The harbour is the heart of the town of Macduff. The original harbour was built in the 1770s when the 2nd Earl Fife decided to transform the small fishing village of Doune into a prosperous burgh which would be named after his family, the Duffs. The town of Macduff has grown up around its busy working harbour and thriving shipbuilding industry which continues today.
Real expansion came in the 19th century with the boom in the herring fishing industry. The fishing fleet followed shoals of herring around the Scottish coast, and the harbour was crowded with boats while the herring lassies gutted, cured and packed the fish in barrels. Ropemakers, sailmakers, netmarkers and coopers were among the trades which sprung up around the harbour.

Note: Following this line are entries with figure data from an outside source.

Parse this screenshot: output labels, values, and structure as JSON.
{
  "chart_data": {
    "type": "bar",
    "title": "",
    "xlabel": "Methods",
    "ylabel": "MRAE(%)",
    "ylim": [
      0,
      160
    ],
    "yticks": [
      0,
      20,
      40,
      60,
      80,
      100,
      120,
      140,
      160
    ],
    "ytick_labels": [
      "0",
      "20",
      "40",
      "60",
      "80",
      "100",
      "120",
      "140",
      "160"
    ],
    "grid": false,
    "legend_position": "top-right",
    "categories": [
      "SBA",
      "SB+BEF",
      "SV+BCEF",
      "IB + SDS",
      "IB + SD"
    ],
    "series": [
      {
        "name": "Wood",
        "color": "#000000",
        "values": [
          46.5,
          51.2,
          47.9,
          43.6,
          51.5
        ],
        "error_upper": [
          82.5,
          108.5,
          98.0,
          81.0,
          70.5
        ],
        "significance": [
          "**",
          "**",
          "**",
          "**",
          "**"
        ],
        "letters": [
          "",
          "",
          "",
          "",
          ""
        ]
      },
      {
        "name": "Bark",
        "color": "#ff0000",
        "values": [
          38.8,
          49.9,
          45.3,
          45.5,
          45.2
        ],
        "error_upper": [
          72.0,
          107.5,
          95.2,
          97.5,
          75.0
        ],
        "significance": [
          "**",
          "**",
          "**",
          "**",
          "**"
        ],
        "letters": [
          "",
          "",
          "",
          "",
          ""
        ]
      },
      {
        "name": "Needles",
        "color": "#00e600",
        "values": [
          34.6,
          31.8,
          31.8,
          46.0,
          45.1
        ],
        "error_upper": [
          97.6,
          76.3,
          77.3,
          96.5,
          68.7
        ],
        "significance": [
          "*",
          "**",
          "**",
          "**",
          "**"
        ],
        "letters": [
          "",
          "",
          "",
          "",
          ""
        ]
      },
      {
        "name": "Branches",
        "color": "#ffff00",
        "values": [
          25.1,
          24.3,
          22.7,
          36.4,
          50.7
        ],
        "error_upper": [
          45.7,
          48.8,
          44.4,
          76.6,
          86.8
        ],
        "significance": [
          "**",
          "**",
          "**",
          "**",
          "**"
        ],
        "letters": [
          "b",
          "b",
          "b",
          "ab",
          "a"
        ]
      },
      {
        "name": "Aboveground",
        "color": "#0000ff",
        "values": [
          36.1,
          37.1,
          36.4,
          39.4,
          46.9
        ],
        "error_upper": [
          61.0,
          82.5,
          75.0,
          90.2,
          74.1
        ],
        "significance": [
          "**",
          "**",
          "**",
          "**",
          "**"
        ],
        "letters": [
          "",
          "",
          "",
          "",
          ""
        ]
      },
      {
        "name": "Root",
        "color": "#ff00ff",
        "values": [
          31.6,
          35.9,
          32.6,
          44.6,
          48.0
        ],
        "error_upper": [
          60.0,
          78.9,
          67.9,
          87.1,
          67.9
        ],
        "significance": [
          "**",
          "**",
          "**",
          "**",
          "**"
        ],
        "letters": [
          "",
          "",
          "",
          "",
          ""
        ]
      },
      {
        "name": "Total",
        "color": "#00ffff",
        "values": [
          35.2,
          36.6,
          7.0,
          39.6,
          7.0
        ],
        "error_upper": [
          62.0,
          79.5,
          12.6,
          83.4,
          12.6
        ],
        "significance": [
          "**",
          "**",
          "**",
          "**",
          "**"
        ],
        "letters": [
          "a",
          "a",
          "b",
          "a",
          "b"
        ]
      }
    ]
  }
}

The harbour itself was first altered in 1830 with the construction of a new breakwater to replace one which had been swept away during a storm. The north basin was added in 1878, and the lighthouse pier and lighthouse were built in 1903. Further expansion work was put on hold with the outbreak of war in 1914. That war also brought an end to the export of herring to Germany, Russia and the Baltic. Neverthless in 1920 the Princess Royal Basin was constructed, as Macduff Harbour continued to expand to accommodate cargo vessels and trawlers. Further development took place in the 1960s.
Throughout its history Macduff Harbour has been renowned for its shipbuilding industry. Sailing ships built here in the early 19th century included the Sisters, Albion and Scotia. Gradually wooden boats were replaced by steel-hulled boats. Today Macduff Shipyards continue to build, paint and repair boats before they are launched down the slipway into the harbour.